# Fitting a pot to a vfd



## Fortis64 (Oct 29, 2017)

Hi,I have an Omron V1,000, vfd 240v single phase input to 240v 3 phase output. Can you guys on here help me out here . I'd like to have a wee bit more speed control on my little Centec 2 . So.. I'd like to fit a  potentiometer . This is where I'm stumped . Yeh there is loads of information out on the net ,and that's my problem ...information overload !! . So , what do I need ,and where do I put/fit the potentiometer . 
	

		
			
		

		
	




Appreciate any feed back


----------



## JimDawson (Oct 29, 2017)

Page 52 of this manual shows the pot connections.  http://www.drivesdirect.co.uk/Downloads/V1000 User Manual.pdf
2 K Ohm Pot
One side of the pot connects to +V
Center of the pot connects to A1
Other side of the pot connects to AC

Then you have to set parameter b1-01= 1 to enable analog input.  See page 120, 121


----------



## mksj (Oct 29, 2017)

Per above. The Omron V1000 is the same as the Yaskawa V1000. I have this model on my mill, b1-01 = 1 is the default, but it varies on how the VFD was setup, there are several different template parameter files. So you do need to check this parameter.


----------



## countryguy (Oct 29, 2017)

I recall getting stumped when mine would only go up to 65Hz if I recall....  There was a parm for max output (in Hertz) that the VFD would go up to. 
maybe this has a parm like that.  Just passing 2cents along.   I also had spots in the manual with incorrect data.   Would would say a "1 here does this... another page would say a "1" did the opposite.  trial & error there! 

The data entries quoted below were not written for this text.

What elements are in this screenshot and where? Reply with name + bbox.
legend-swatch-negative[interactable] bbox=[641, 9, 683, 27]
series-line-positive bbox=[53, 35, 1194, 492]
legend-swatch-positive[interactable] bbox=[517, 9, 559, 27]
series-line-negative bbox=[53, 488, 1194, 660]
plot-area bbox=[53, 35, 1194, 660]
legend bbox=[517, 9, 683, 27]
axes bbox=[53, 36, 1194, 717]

Hope it is all up and running now!


----------



## Fortis64 (Oct 30, 2017)

Thank you Gents will try this . 


Sean


----------



## Fortis64 (Nov 10, 2017)

For some reason ,probably my stupidity . I can't seem to be able to set the parameter . I'm not very savy with this sort of stuff . Any assistance would be appreciated Thanks .


Sean


----------